B. PERUMUSAN MASALAH
Berdasarkan latar belakang di atas tersebut perlu kiranya saya dapat membuat perumusan masalah sebagai pendukung dan panduan untuk terfokusnya kajian makalah ini. Adapun rumusan masalahnya sebagai berikut :
  1. Apa konsep dasar dari seni rupa anak ?
  2. Jelaskan pendidikan seni rupa di SD ?
  3. Mengapa diperlukan adanya pendidikan seni rupa ?
  4. Apa sajakah tipologi seni rupa pada anak ?
  5. Jelaskan periodesasi seni rupa pada anak ?

C. TUJUAN PEMBAHASAN


    Berdasarkan perumusan masalah yang akan di tanyakan sebagai panduan dalam pembuatan makalah ini, Perlu kiranya memerlukan tujuan pembahasan sebagai jawaban atas perumusan masalah. Adapun tujuan pembahasan sebagai berikut :

     1. Mengetahui konsep dasar dari seni rupa anak

     2. Mengetahui pendidikan seni rupa di SD

     3. Mengetahui diperlukannya pendidikan seni rupa

     4. Mengetahui tipologi seni rupa pada anak

     5. Mengetahui periodesasi seni rupa pada anak







BAB II
PEMBAHASAN






A. KONSEP DASAR SENI RUPA

     Seni rupa adalah salah satu cabang kesenian. Seni rupa merupakan realisasi imajinasi yang tanpa batas dan tidak ada batasan dalam berkarya seni. Sehingga dalam berkarya seni tidak akan kehabisan ide dan imajinasi. Dalam seni rupa murni, karya yang tercipta merupakan bentuk dua dimensi dan tiga dimensi.
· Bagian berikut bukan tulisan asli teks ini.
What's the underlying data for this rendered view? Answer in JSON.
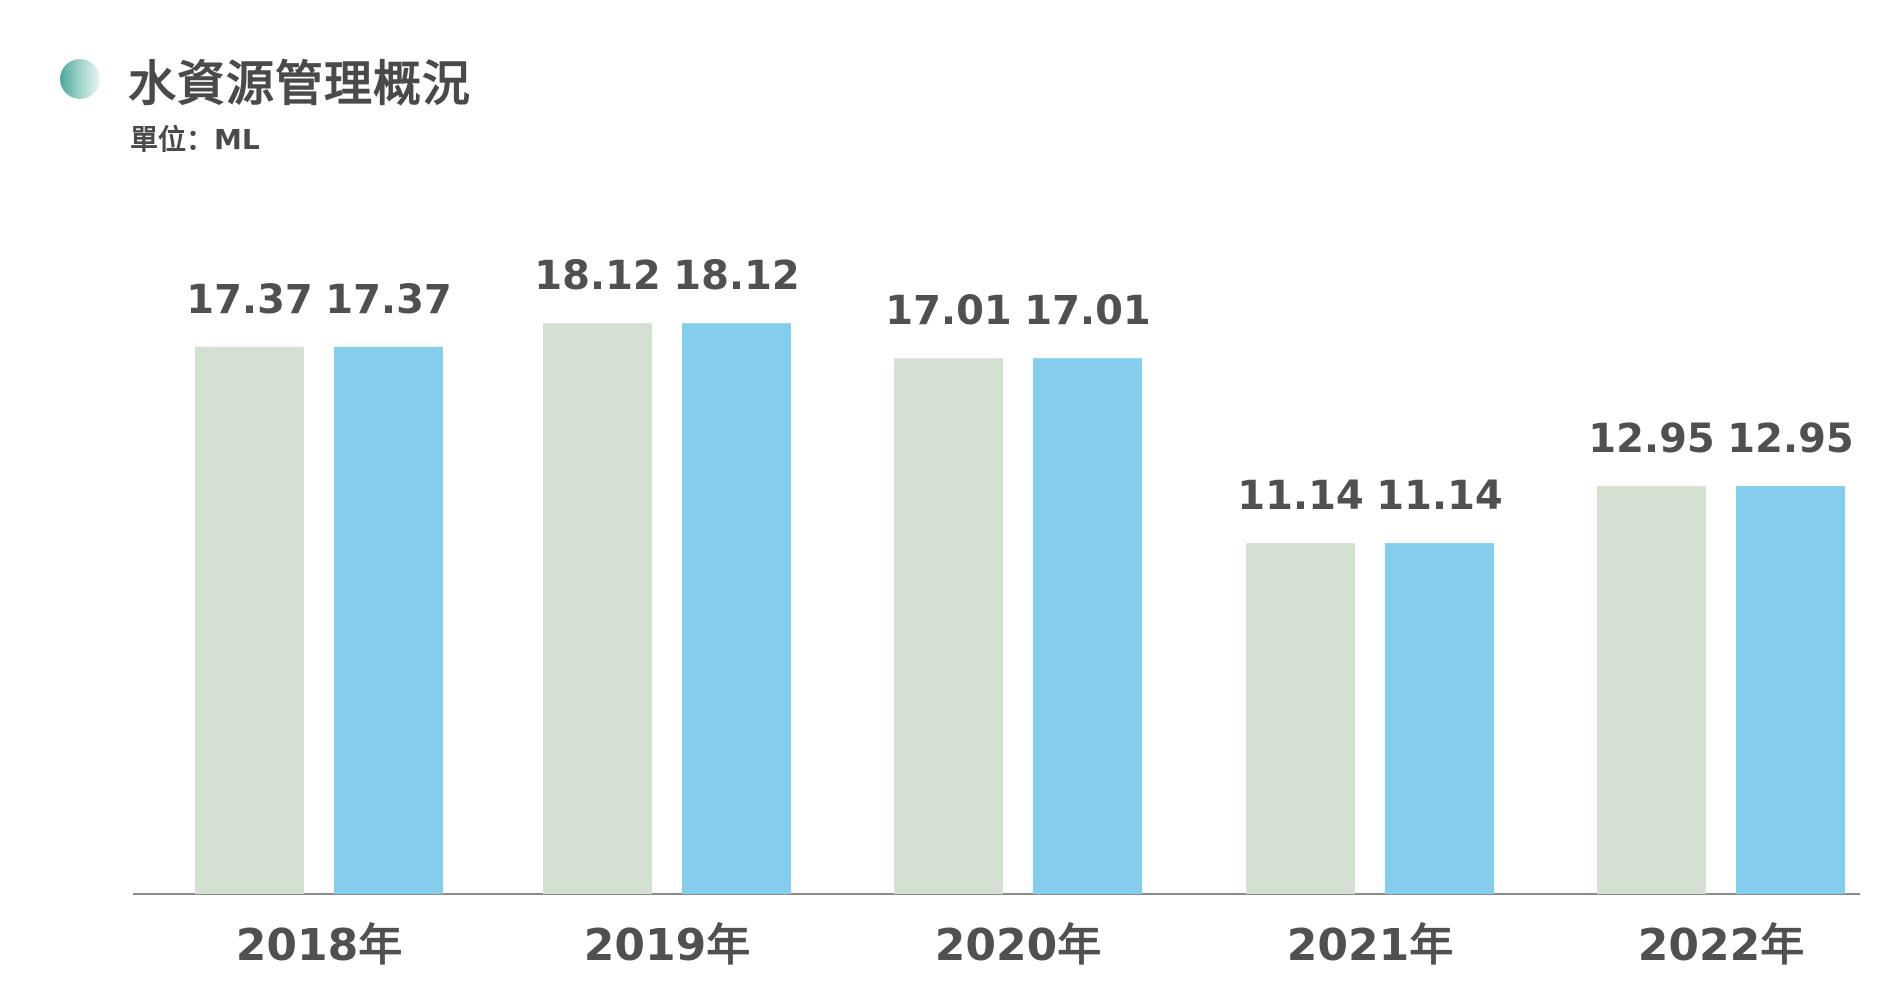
{
  "header": {
    "title": "水資源管理概況",
    "unit": "單位：ML"
  },
  "colors": {
    "series_1": "#d4e0d1",
    "series_2": "#84cdec",
    "axis": "#666666",
    "title_dot_start": "#4aa99a",
    "title_dot_end": "#e9f5f3"
  },
  "chart_data": {
    "type": "bar",
    "title": "水資源管理概況",
    "unit": "單位：ML",
    "categories": [
      "2018年",
      "2019年",
      "2020年",
      "2021年",
      "2022年"
    ],
    "series": [
      {
        "color": "#d4e0d1",
        "values": [
          17.37,
          18.12,
          17.01,
          11.14,
          12.95
        ]
      },
      {
        "color": "#84cdec",
        "values": [
          17.37,
          18.12,
          17.01,
          11.14,
          12.95
        ]
      }
    ],
    "ylim": [
      0,
      20
    ],
    "grid": false,
    "legend": "none"
  }
}
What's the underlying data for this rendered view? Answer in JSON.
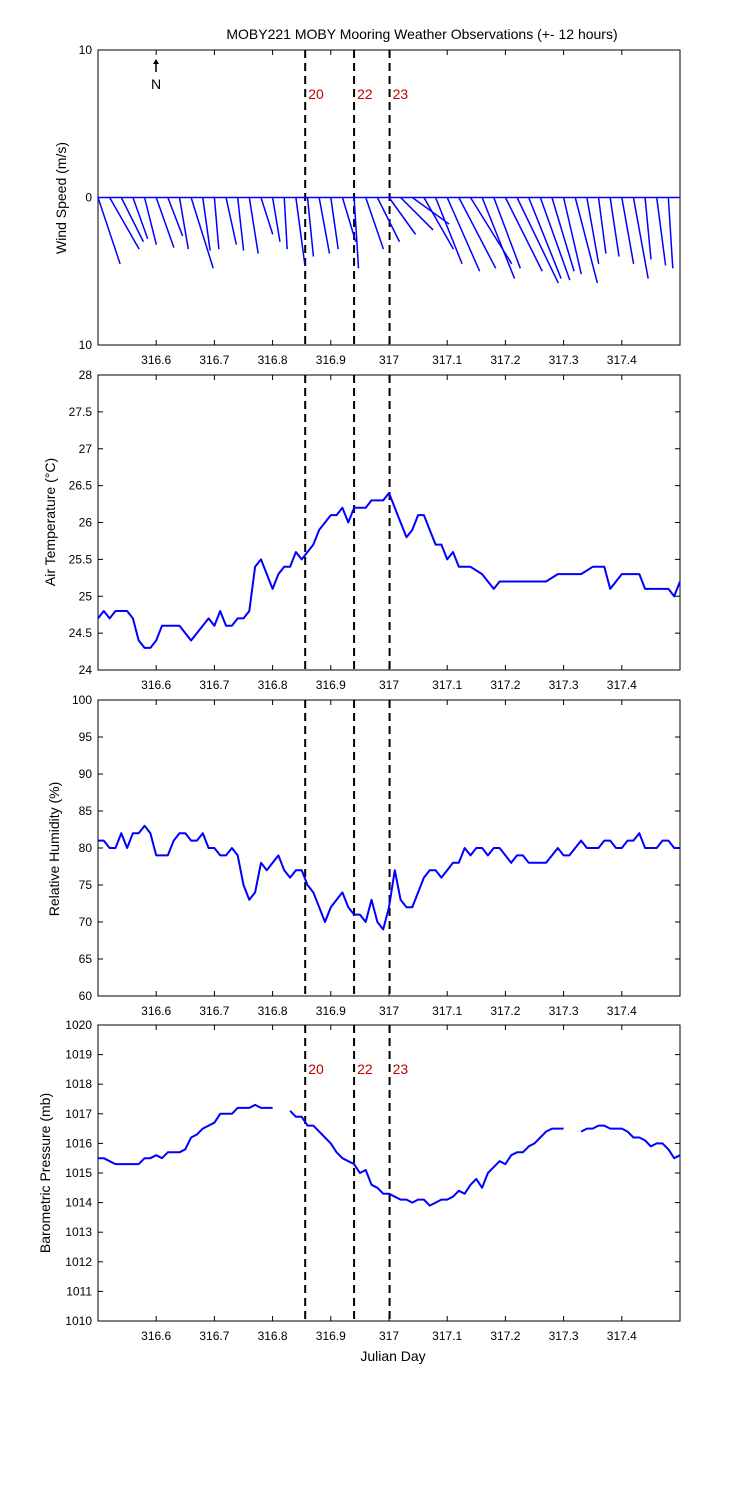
{
  "title": "MOBY221 MOBY Mooring Weather Observations (+- 12 hours)",
  "xlabel": "Julian Day",
  "north_label": "N",
  "colors": {
    "series": "#0000ff",
    "marker_text": "#c00000",
    "axes": "#000000",
    "markers": "#000000"
  },
  "chart_data": [
    {
      "id": "wind",
      "type": "line",
      "subtype": "wind-stick",
      "ylabel": "Wind Speed (m/s)",
      "xlim": [
        316.5,
        317.5
      ],
      "ylim": [
        -10,
        10
      ],
      "xticks": [
        316.6,
        316.7,
        316.8,
        316.9,
        317,
        317.1,
        317.2,
        317.3,
        317.4
      ],
      "xtick_labels": [
        "316.6",
        "316.7",
        "316.8",
        "316.9",
        "317",
        "317.1",
        "317.2",
        "317.3",
        "317.4"
      ],
      "yticks": [
        10,
        0,
        -10
      ],
      "ytick_labels": [
        "10",
        "0",
        "10"
      ],
      "markers": [
        316.856,
        316.94,
        317.001
      ],
      "marker_labels": [
        "20",
        "22",
        "23"
      ],
      "series": [
        {
          "x": [
            316.5,
            316.52,
            316.54,
            316.56,
            316.58,
            316.6,
            316.62,
            316.64,
            316.66,
            316.68,
            316.7,
            316.72,
            316.74,
            316.76,
            316.78,
            316.8,
            316.82,
            316.84,
            316.86,
            316.88,
            316.9,
            316.92,
            316.94,
            316.96,
            316.98,
            317.0,
            317.02,
            317.04,
            317.06,
            317.08,
            317.1,
            317.12,
            317.14,
            317.16,
            317.18,
            317.2,
            317.22,
            317.24,
            317.26,
            317.28,
            317.3,
            317.32,
            317.34,
            317.36,
            317.38,
            317.4,
            317.42,
            317.44,
            317.46,
            317.48
          ],
          "u": [
            1.5,
            2,
            1.5,
            1,
            0.8,
            1.2,
            1,
            0.6,
            1.5,
            0.5,
            0.3,
            0.7,
            0.4,
            0.6,
            0.8,
            0.5,
            0.2,
            0.6,
            0.4,
            0.7,
            0.5,
            0.9,
            0.3,
            1.2,
            1.5,
            1.8,
            2.2,
            2.5,
            2,
            1.8,
            2.2,
            2.5,
            2.8,
            2.2,
            1.8,
            2.5,
            2.8,
            2.2,
            2,
            1.5,
            1.2,
            1.5,
            0.8,
            0.5,
            0.6,
            0.8,
            1,
            0.4,
            0.6,
            0.3
          ],
          "v": [
            -4.5,
            -3.5,
            -3,
            -2.8,
            -3.2,
            -3.4,
            -2.6,
            -3.5,
            -4.8,
            -3.6,
            -3.5,
            -3.2,
            -3.6,
            -3.8,
            -2.5,
            -3,
            -3.5,
            -4.5,
            -4,
            -3.8,
            -3.5,
            -3,
            -4.8,
            -3.5,
            -3,
            -2.5,
            -2.2,
            -1.8,
            -3.5,
            -4.5,
            -5,
            -4.8,
            -4.5,
            -5.5,
            -4.8,
            -5,
            -5.8,
            -5.5,
            -5.6,
            -5,
            -5.2,
            -5.8,
            -4.5,
            -3.8,
            -4,
            -4.5,
            -5.5,
            -4.2,
            -4.6,
            -4.8
          ]
        }
      ]
    },
    {
      "id": "air-temperature",
      "type": "line",
      "ylabel": "Air Temperature (°C)",
      "xlim": [
        316.5,
        317.5
      ],
      "ylim": [
        24,
        28
      ],
      "xticks": [
        316.6,
        316.7,
        316.8,
        316.9,
        317,
        317.1,
        317.2,
        317.3,
        317.4
      ],
      "xtick_labels": [
        "316.6",
        "316.7",
        "316.8",
        "316.9",
        "317",
        "317.1",
        "317.2",
        "317.3",
        "317.4"
      ],
      "yticks": [
        24,
        24.5,
        25,
        25.5,
        26,
        26.5,
        27,
        27.5,
        28
      ],
      "ytick_labels": [
        "24",
        "24.5",
        "25",
        "25.5",
        "26",
        "26.5",
        "27",
        "27.5",
        "28"
      ],
      "markers": [
        316.856,
        316.94,
        317.001
      ],
      "series": [
        {
          "x": [
            316.5,
            316.51,
            316.52,
            316.53,
            316.55,
            316.56,
            316.57,
            316.58,
            316.59,
            316.6,
            316.61,
            316.62,
            316.64,
            316.65,
            316.66,
            316.67,
            316.69,
            316.7,
            316.71,
            316.72,
            316.73,
            316.74,
            316.75,
            316.76,
            316.77,
            316.78,
            316.79,
            316.8,
            316.81,
            316.82,
            316.83,
            316.84,
            316.85,
            316.86,
            316.87,
            316.88,
            316.89,
            316.9,
            316.91,
            316.92,
            316.93,
            316.94,
            316.95,
            316.96,
            316.97,
            316.98,
            316.99,
            317.0,
            317.01,
            317.02,
            317.03,
            317.04,
            317.05,
            317.06,
            317.07,
            317.08,
            317.09,
            317.1,
            317.11,
            317.12,
            317.13,
            317.14,
            317.16,
            317.17,
            317.18,
            317.19,
            317.2,
            317.22,
            317.24,
            317.26,
            317.27,
            317.29,
            317.3,
            317.32,
            317.33,
            317.35,
            317.36,
            317.37,
            317.38,
            317.4,
            317.42,
            317.43,
            317.44,
            317.46,
            317.47,
            317.48,
            317.49,
            317.5
          ],
          "y": [
            24.7,
            24.8,
            24.7,
            24.8,
            24.8,
            24.7,
            24.4,
            24.3,
            24.3,
            24.4,
            24.6,
            24.6,
            24.6,
            24.5,
            24.4,
            24.5,
            24.7,
            24.6,
            24.8,
            24.6,
            24.6,
            24.7,
            24.7,
            24.8,
            25.4,
            25.5,
            25.3,
            25.1,
            25.3,
            25.4,
            25.4,
            25.6,
            25.5,
            25.6,
            25.7,
            25.9,
            26.0,
            26.1,
            26.1,
            26.2,
            26.0,
            26.2,
            26.2,
            26.2,
            26.3,
            26.3,
            26.3,
            26.4,
            26.2,
            26.0,
            25.8,
            25.9,
            26.1,
            26.1,
            25.9,
            25.7,
            25.7,
            25.5,
            25.6,
            25.4,
            25.4,
            25.4,
            25.3,
            25.2,
            25.1,
            25.2,
            25.2,
            25.2,
            25.2,
            25.2,
            25.2,
            25.3,
            25.3,
            25.3,
            25.3,
            25.4,
            25.4,
            25.4,
            25.1,
            25.3,
            25.3,
            25.3,
            25.1,
            25.1,
            25.1,
            25.1,
            25.0,
            25.2
          ]
        }
      ]
    },
    {
      "id": "relative-humidity",
      "type": "line",
      "ylabel": "Relative Humidity (%)",
      "xlim": [
        316.5,
        317.5
      ],
      "ylim": [
        60,
        100
      ],
      "xticks": [
        316.6,
        316.7,
        316.8,
        316.9,
        317,
        317.1,
        317.2,
        317.3,
        317.4
      ],
      "xtick_labels": [
        "316.6",
        "316.7",
        "316.8",
        "316.9",
        "317",
        "317.1",
        "317.2",
        "317.3",
        "317.4"
      ],
      "yticks": [
        60,
        65,
        70,
        75,
        80,
        85,
        90,
        95,
        100
      ],
      "ytick_labels": [
        "60",
        "65",
        "70",
        "75",
        "80",
        "85",
        "90",
        "95",
        "100"
      ],
      "markers": [
        316.856,
        316.94,
        317.001
      ],
      "series": [
        {
          "x": [
            316.5,
            316.51,
            316.52,
            316.53,
            316.54,
            316.55,
            316.56,
            316.57,
            316.58,
            316.59,
            316.6,
            316.61,
            316.62,
            316.63,
            316.64,
            316.65,
            316.66,
            316.67,
            316.68,
            316.69,
            316.7,
            316.71,
            316.72,
            316.73,
            316.74,
            316.75,
            316.76,
            316.77,
            316.78,
            316.79,
            316.8,
            316.81,
            316.82,
            316.83,
            316.84,
            316.85,
            316.86,
            316.87,
            316.88,
            316.89,
            316.9,
            316.91,
            316.92,
            316.93,
            316.94,
            316.95,
            316.96,
            316.97,
            316.98,
            316.99,
            317.0,
            317.01,
            317.02,
            317.03,
            317.04,
            317.05,
            317.06,
            317.07,
            317.08,
            317.09,
            317.1,
            317.11,
            317.12,
            317.13,
            317.14,
            317.15,
            317.16,
            317.17,
            317.18,
            317.19,
            317.2,
            317.21,
            317.22,
            317.23,
            317.24,
            317.25,
            317.26,
            317.27,
            317.28,
            317.29,
            317.3,
            317.31,
            317.32,
            317.33,
            317.34,
            317.35,
            317.36,
            317.37,
            317.38,
            317.39,
            317.4,
            317.41,
            317.42,
            317.43,
            317.44,
            317.45,
            317.46,
            317.47,
            317.48,
            317.49,
            317.5
          ],
          "y": [
            81,
            81,
            80,
            80,
            82,
            80,
            82,
            82,
            83,
            82,
            79,
            79,
            79,
            81,
            82,
            82,
            81,
            81,
            82,
            80,
            80,
            79,
            79,
            80,
            79,
            75,
            73,
            74,
            78,
            77,
            78,
            79,
            77,
            76,
            77,
            77,
            75,
            74,
            72,
            70,
            72,
            73,
            74,
            72,
            71,
            71,
            70,
            73,
            70,
            69,
            72,
            77,
            73,
            72,
            72,
            74,
            76,
            77,
            77,
            76,
            77,
            78,
            78,
            80,
            79,
            80,
            80,
            79,
            80,
            80,
            79,
            78,
            79,
            79,
            78,
            78,
            78,
            78,
            79,
            80,
            79,
            79,
            80,
            81,
            80,
            80,
            80,
            81,
            81,
            80,
            80,
            81,
            81,
            82,
            80,
            80,
            80,
            81,
            81,
            80,
            80
          ]
        }
      ]
    },
    {
      "id": "barometric-pressure",
      "type": "line",
      "ylabel": "Barometric Pressure (mb)",
      "xlim": [
        316.5,
        317.5
      ],
      "ylim": [
        1010,
        1020
      ],
      "xticks": [
        316.6,
        316.7,
        316.8,
        316.9,
        317,
        317.1,
        317.2,
        317.3,
        317.4
      ],
      "xtick_labels": [
        "316.6",
        "316.7",
        "316.8",
        "316.9",
        "317",
        "317.1",
        "317.2",
        "317.3",
        "317.4"
      ],
      "yticks": [
        1010,
        1011,
        1012,
        1013,
        1014,
        1015,
        1016,
        1017,
        1018,
        1019,
        1020
      ],
      "ytick_labels": [
        "1010",
        "1011",
        "1012",
        "1013",
        "1014",
        "1015",
        "1016",
        "1017",
        "1018",
        "1019",
        "1020"
      ],
      "markers": [
        316.856,
        316.94,
        317.001
      ],
      "marker_labels": [
        "20",
        "22",
        "23"
      ],
      "series": [
        {
          "segments": [
            {
              "x": [
                316.5,
                316.51,
                316.52,
                316.53,
                316.54,
                316.55,
                316.56,
                316.57,
                316.58,
                316.59,
                316.6,
                316.61,
                316.62,
                316.63,
                316.64,
                316.65,
                316.66,
                316.67,
                316.68,
                316.69,
                316.7,
                316.71,
                316.72,
                316.73,
                316.74,
                316.75,
                316.76,
                316.77,
                316.78,
                316.79,
                316.8
              ],
              "y": [
                1015.5,
                1015.5,
                1015.4,
                1015.3,
                1015.3,
                1015.3,
                1015.3,
                1015.3,
                1015.5,
                1015.5,
                1015.6,
                1015.5,
                1015.7,
                1015.7,
                1015.7,
                1015.8,
                1016.2,
                1016.3,
                1016.5,
                1016.6,
                1016.7,
                1017.0,
                1017.0,
                1017.0,
                1017.2,
                1017.2,
                1017.2,
                1017.3,
                1017.2,
                1017.2,
                1017.2
              ]
            },
            {
              "x": [
                316.83,
                316.84,
                316.85,
                316.86,
                316.87,
                316.88,
                316.89,
                316.9,
                316.91,
                316.92,
                316.93,
                316.94,
                316.95,
                316.96,
                316.97,
                316.98,
                316.99,
                317.0,
                317.01,
                317.02,
                317.03,
                317.04,
                317.05,
                317.06,
                317.07,
                317.08,
                317.09,
                317.1,
                317.11,
                317.12,
                317.13,
                317.14,
                317.15,
                317.16,
                317.17,
                317.18,
                317.19,
                317.2,
                317.21,
                317.22,
                317.23,
                317.24,
                317.25,
                317.26,
                317.27,
                317.28,
                317.29,
                317.3
              ],
              "y": [
                1017.1,
                1016.9,
                1016.9,
                1016.6,
                1016.6,
                1016.4,
                1016.2,
                1016.0,
                1015.7,
                1015.5,
                1015.4,
                1015.3,
                1015.0,
                1015.1,
                1014.6,
                1014.5,
                1014.3,
                1014.3,
                1014.2,
                1014.1,
                1014.1,
                1014.0,
                1014.1,
                1014.1,
                1013.9,
                1014.0,
                1014.1,
                1014.1,
                1014.2,
                1014.4,
                1014.3,
                1014.6,
                1014.8,
                1014.5,
                1015.0,
                1015.2,
                1015.4,
                1015.3,
                1015.6,
                1015.7,
                1015.7,
                1015.9,
                1016.0,
                1016.2,
                1016.4,
                1016.5,
                1016.5,
                1016.5
              ]
            },
            {
              "x": [
                317.33,
                317.34,
                317.35,
                317.36,
                317.37,
                317.38,
                317.39,
                317.4,
                317.41,
                317.42,
                317.43,
                317.44,
                317.45,
                317.46,
                317.47,
                317.48,
                317.49,
                317.5
              ],
              "y": [
                1016.4,
                1016.5,
                1016.5,
                1016.6,
                1016.6,
                1016.5,
                1016.5,
                1016.5,
                1016.4,
                1016.2,
                1016.2,
                1016.1,
                1015.9,
                1016.0,
                1016.0,
                1015.8,
                1015.5,
                1015.6
              ]
            }
          ]
        }
      ]
    }
  ]
}
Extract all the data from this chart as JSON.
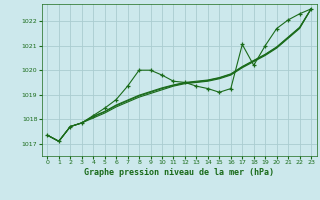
{
  "xlabel": "Graphe pression niveau de la mer (hPa)",
  "bg_color": "#cce8ec",
  "grid_color": "#aaccd0",
  "line_color": "#1a6b1a",
  "xlim": [
    -0.5,
    23.5
  ],
  "ylim": [
    1016.5,
    1022.7
  ],
  "yticks": [
    1017,
    1018,
    1019,
    1020,
    1021,
    1022
  ],
  "xticks": [
    0,
    1,
    2,
    3,
    4,
    5,
    6,
    7,
    8,
    9,
    10,
    11,
    12,
    13,
    14,
    15,
    16,
    17,
    18,
    19,
    20,
    21,
    22,
    23
  ],
  "series_main": [
    1017.35,
    1017.1,
    1017.7,
    1017.85,
    1018.15,
    1018.45,
    1018.8,
    1019.35,
    1020.0,
    1020.0,
    1019.8,
    1019.55,
    1019.5,
    1019.35,
    1019.25,
    1019.1,
    1019.25,
    1021.05,
    1020.2,
    1021.0,
    1021.7,
    1022.05,
    1022.3,
    1022.5
  ],
  "series_a": [
    1017.35,
    1017.1,
    1017.7,
    1017.85,
    1018.05,
    1018.25,
    1018.5,
    1018.7,
    1018.9,
    1019.05,
    1019.2,
    1019.35,
    1019.45,
    1019.5,
    1019.55,
    1019.65,
    1019.8,
    1020.1,
    1020.35,
    1020.6,
    1020.9,
    1021.3,
    1021.7,
    1022.5
  ],
  "series_b": [
    1017.35,
    1017.1,
    1017.7,
    1017.85,
    1018.1,
    1018.3,
    1018.55,
    1018.75,
    1018.95,
    1019.1,
    1019.25,
    1019.38,
    1019.48,
    1019.52,
    1019.58,
    1019.68,
    1019.83,
    1020.13,
    1020.38,
    1020.63,
    1020.93,
    1021.33,
    1021.73,
    1022.5
  ],
  "series_c": [
    1017.35,
    1017.1,
    1017.7,
    1017.85,
    1018.12,
    1018.32,
    1018.58,
    1018.78,
    1018.98,
    1019.13,
    1019.28,
    1019.4,
    1019.5,
    1019.55,
    1019.6,
    1019.7,
    1019.85,
    1020.15,
    1020.4,
    1020.65,
    1020.95,
    1021.35,
    1021.75,
    1022.5
  ]
}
Sehingga objek yang dibuat merupakan hasil dari satu atau lebih dari media yang ada (sebagai catatan bahwa media atau bahan seni di dunia juga tidak terbatas).
      Dalam berkarya seni, tidak pernah ada kata salah dan juga tidak ada yang mengatakan salah pada karya yang telah diciptakan. Namun demikian, di dalam proses berkarya seni, karena dalam hal ini adalah proses belajar, maka harus dilakukan dengan cara yang benar, sesuai dengan tujuan dari pembelajaran. Untuk anak usia dini (0 – 8 tahun), ketika belajar tentang seni rupa tidak hanya bertujuan untuk berproses berkarya seni saja, karena selain itu juga diharapkan dapat memberikan fisik motorik, kognitif, bahasa, sosial, emosional serta kemandirian pada anak. Jadi dengan bimbingan yang tepat, seorang anak akan dapat melatih potensi-potensi yang bermanfaat.
      Seni rupa atau seni yang tampak adalah salah satu bentuk kesenian visual atau tampak ada yang tidak hanya bisa diserap oleh indera penglihatan, tetapi juga bisa oleh indera peraba, maksudnya adalah teksturnya dapat dirasakan, misalnya kasar, halus, lunak, keras, lembut, dsb. Namun tidak menutup kemungkinan tekstur ini adalah tekstur maya (ada namun tidak nyata) atau tekstur ini seolah-olah ada yang dikarenakan mata kita dikelabuhi oleh sesuatu yang tampak, misalnya sebuah foto kayu : disitu seolah-olah kita melihat adanya tekstur namun kenyataannya tekstur itu tidak ada jika kita merabanya.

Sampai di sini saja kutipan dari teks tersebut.